The idea this time is to show the greatest common divisor of the pairs of numbers remain the same throughout the process. The process in the Euclidean Algorithm is recursive, so it is sufficient to show the invariance of the greatest common divisor for one step. We state it as a lemma:

Lemma

Let $a,b$ be positive integers, and let $q,r$ such that $a=bq+r$, and $0\le r<b$. Then the greatest common divisor of $a$ and $b$ is the same as the greatest common divisor of $b$ and $r$.

Proof of Lemma

We will show the pair $a,b$ and $b,r$ share the same exact set of divisors. We will show two directions:

1. If $c\mid a$ and $c\mid b$, then $c\mid r$.
2. If $c\mid b$ and $c\mid r$, then $c\mid a$.

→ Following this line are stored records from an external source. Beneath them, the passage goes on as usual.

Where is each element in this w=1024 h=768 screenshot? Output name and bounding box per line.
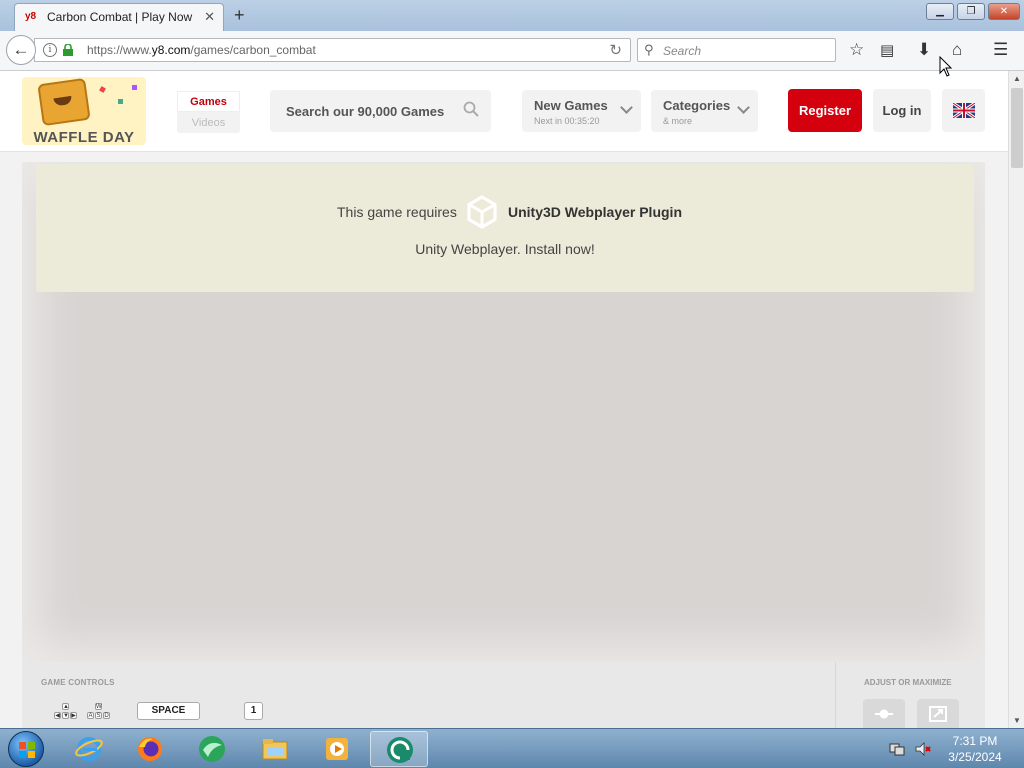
minimize-button[interactable]: ▁ <box>926 3 954 20</box>
page-scrollbar[interactable]: ▲ ▼ <box>1008 71 1024 728</box>
a-key: A <box>87 712 94 719</box>
close-window-button[interactable]: ✕ <box>988 3 1020 20</box>
maximize-game-button[interactable] <box>917 699 959 728</box>
taskbar-media-player[interactable] <box>308 731 366 767</box>
home-icon[interactable]: ⌂ <box>952 40 962 60</box>
language-selector[interactable] <box>942 89 985 132</box>
internet-explorer-icon <box>75 737 103 761</box>
register-button[interactable]: Register <box>788 89 862 132</box>
taskbar-unity-webplayer[interactable] <box>370 731 428 767</box>
lock-icon <box>63 44 73 56</box>
plugin-requirement-text: This game requires <box>337 204 457 220</box>
start-button[interactable] <box>8 731 44 767</box>
slider-icon <box>875 709 893 719</box>
confetti-icon <box>118 99 123 104</box>
media-switch: Games Videos <box>177 91 240 133</box>
plugin-name: Unity3D Webplayer Plugin <box>508 204 682 220</box>
bookmark-star-icon[interactable]: ☆ <box>849 40 864 60</box>
chevron-down-icon <box>620 101 633 114</box>
windows-taskbar: 7:31 PM 3/25/2024 <box>0 728 1024 768</box>
arrow-right-key: ▶ <box>70 712 77 719</box>
tab-close-icon[interactable]: ✕ <box>204 9 215 25</box>
arrow-up-key: ▲ <box>62 703 69 710</box>
space-key: SPACE <box>137 702 200 720</box>
maximize-icon <box>929 706 947 722</box>
info-icon[interactable]: i <box>43 43 57 57</box>
arrow-left-key: ◀ <box>54 712 61 719</box>
volume-muted-icon[interactable] <box>915 741 931 757</box>
reading-list-icon[interactable]: ▤ <box>880 41 894 59</box>
taskbar-firefox[interactable] <box>121 731 179 767</box>
waffle-mascot-icon <box>37 77 91 127</box>
media-player-icon <box>326 738 348 760</box>
videos-tab[interactable]: Videos <box>177 113 240 133</box>
windows-logo-icon <box>19 742 35 758</box>
system-clock[interactable]: 7:31 PM 3/25/2024 <box>940 733 1010 765</box>
adjust-size-button[interactable] <box>863 699 905 728</box>
unity-webplayer-icon <box>387 737 413 763</box>
site-header: WAFFLE DAY Games Videos Search our 90,00… <box>0 71 1008 152</box>
reload-icon[interactable]: ↻ <box>609 41 622 59</box>
unity-logo-icon <box>467 195 497 229</box>
back-button[interactable]: ← <box>6 35 36 65</box>
clock-time: 7:31 PM <box>952 734 998 748</box>
arrow-down-key: ▼ <box>62 712 69 719</box>
browser-navbar: i https://www.y8.com/games/carbon_combat… <box>0 31 1024 71</box>
unity-plugin-banner[interactable]: This game requires Unity3D Webplayer Plu… <box>36 164 974 292</box>
download-icon[interactable]: ⬇ <box>917 40 931 60</box>
scrollbar-thumb[interactable] <box>1011 88 1023 168</box>
new-games-countdown: Next in 00:35:20 <box>534 116 600 126</box>
clock-date: 3/25/2024 <box>948 750 1002 764</box>
new-games-dropdown[interactable]: New Games Next in 00:35:20 <box>522 90 641 132</box>
taskbar-internet-explorer[interactable] <box>60 731 118 767</box>
w-key: W <box>95 703 102 710</box>
page-content: This game requires Unity3D Webplayer Plu… <box>0 152 1008 728</box>
scroll-down-icon[interactable]: ▼ <box>1013 716 1021 725</box>
categories-subtitle: & more <box>663 116 693 126</box>
chevron-down-icon <box>737 101 750 114</box>
waffle-day-logo[interactable]: WAFFLE DAY <box>22 77 146 145</box>
mouse-cursor-icon <box>939 56 953 77</box>
game-player-area[interactable]: This game requires Unity3D Webplayer Plu… <box>22 162 985 662</box>
categories-dropdown[interactable]: Categories & more <box>651 90 758 132</box>
browser-titlebar: y8 Carbon Combat | Play Now ✕ + ▁ ❐ ✕ <box>0 0 1024 31</box>
network-icon[interactable] <box>889 741 905 757</box>
search-icon[interactable] <box>463 101 479 117</box>
browser-search-field[interactable]: ⚲ Search <box>637 38 836 62</box>
firefox-icon <box>138 737 162 761</box>
maximize-button[interactable]: ❐ <box>957 3 985 20</box>
taskbar-green-app[interactable] <box>183 731 241 767</box>
game-controls-bar: GAME CONTROLS ▲ ◀ ▼ ▶ W A S D SPACE 1 AD… <box>22 662 985 728</box>
new-games-title: New Games <box>534 98 608 113</box>
browser-tab[interactable]: y8 Carbon Combat | Play Now ✕ <box>14 3 224 31</box>
tab-title: Carbon Combat | Play Now <box>47 10 193 24</box>
green-app-icon <box>199 736 225 762</box>
search-icon: ⚲ <box>644 42 654 57</box>
url-text: https://www.y8.com/games/carbon_combat <box>87 43 316 57</box>
game-controls-label: GAME CONTROLS <box>41 678 115 687</box>
y8-favicon-icon: y8 <box>25 11 37 22</box>
number-one-key: 1 <box>244 702 263 720</box>
menu-icon[interactable]: ☰ <box>993 40 1008 60</box>
address-bar[interactable]: i https://www.y8.com/games/carbon_combat… <box>34 38 631 62</box>
install-plugin-link[interactable]: Unity Webplayer. Install now! <box>36 241 974 257</box>
site-search-placeholder: Search our 90,000 Games <box>286 104 445 119</box>
logo-text: WAFFLE DAY <box>33 129 135 145</box>
file-explorer-icon <box>262 739 288 760</box>
s-key: S <box>95 712 102 719</box>
d-key: D <box>103 712 110 719</box>
adjust-maximize-label: ADJUST OR MAXIMIZE <box>864 678 952 687</box>
site-search-input[interactable]: Search our 90,000 Games <box>270 90 491 132</box>
uk-flag-icon <box>953 103 975 118</box>
taskbar-file-explorer[interactable] <box>246 731 304 767</box>
confetti-icon <box>99 86 106 93</box>
scroll-up-icon[interactable]: ▲ <box>1013 74 1021 83</box>
categories-title: Categories <box>663 98 731 113</box>
games-tab[interactable]: Games <box>177 91 240 112</box>
browser-search-placeholder: Search <box>663 44 702 58</box>
new-tab-button[interactable]: + <box>234 5 245 26</box>
controls-divider <box>835 662 836 728</box>
confetti-icon <box>132 85 137 90</box>
login-button[interactable]: Log in <box>873 89 931 132</box>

The first direction is easy, if $c\mid a$ and $c\mid b$, then $c\mid a-bq=r$ by this property.

For the second direction is less obvious, if $c\mid b$ and $c\mid r$, then we can write $b=c{t}_1$ and $r=c{t}_2$. Then we have:

$$\begin{array}{rl}a& =bq+r\\ & =c{t}_{1}q+c{t}_2\\ & =c(t_{1}q+t_2).\end{array}$$

This implies $c\mid a$.

Therefore, the greatest common divisor of $a$ and $b$ is the same as the greatest common divisor of $b$ and $r$. $■$

Warning

Make sure you know how to prove this property.

Warning

GCD is not in general stable under linear combinations, find examples such that:

$$\gcd (a,b)\ne \gcd (ma+nb,b).$$

Can you figure out a condition on $m,n$ such that the equality holds?

Proof of Theorem

$$\begin{array}{rl}(a,b)& =(b,r_1)\\ & =(r_1,r_2)\\ & =\cdots \\ & =(r_{n-1},r_n)\\ & =(r_n,0)\\ & =r_n.\end{array}$$

This completes the proof of the Euclidean Algorithm. $■$

Backtracking to Find the Linear Combination

As we mentioned in the lecture, the Euclidean Algorithm not only returns the greatest common divisor, but also the linear combination of the two numbers. We can backtracking the table to find the linear combination:

$$\begin{array}{rl}4& =4-0\\ & =8-4\\ & =8-(28-3\cdot 8)\\ & =-28+4\cdot 8\\ & =-28+4\cdot (148-5\cdot 28)\\ & =4\cdot 148-21\cdot 28\\ & =4\cdot 148-21\cdot (324-2\cdot 148)\\ & =-21\cdot 324+46\cdot 148\end{array}$$

You could also backtraking the first table to find the linear combination.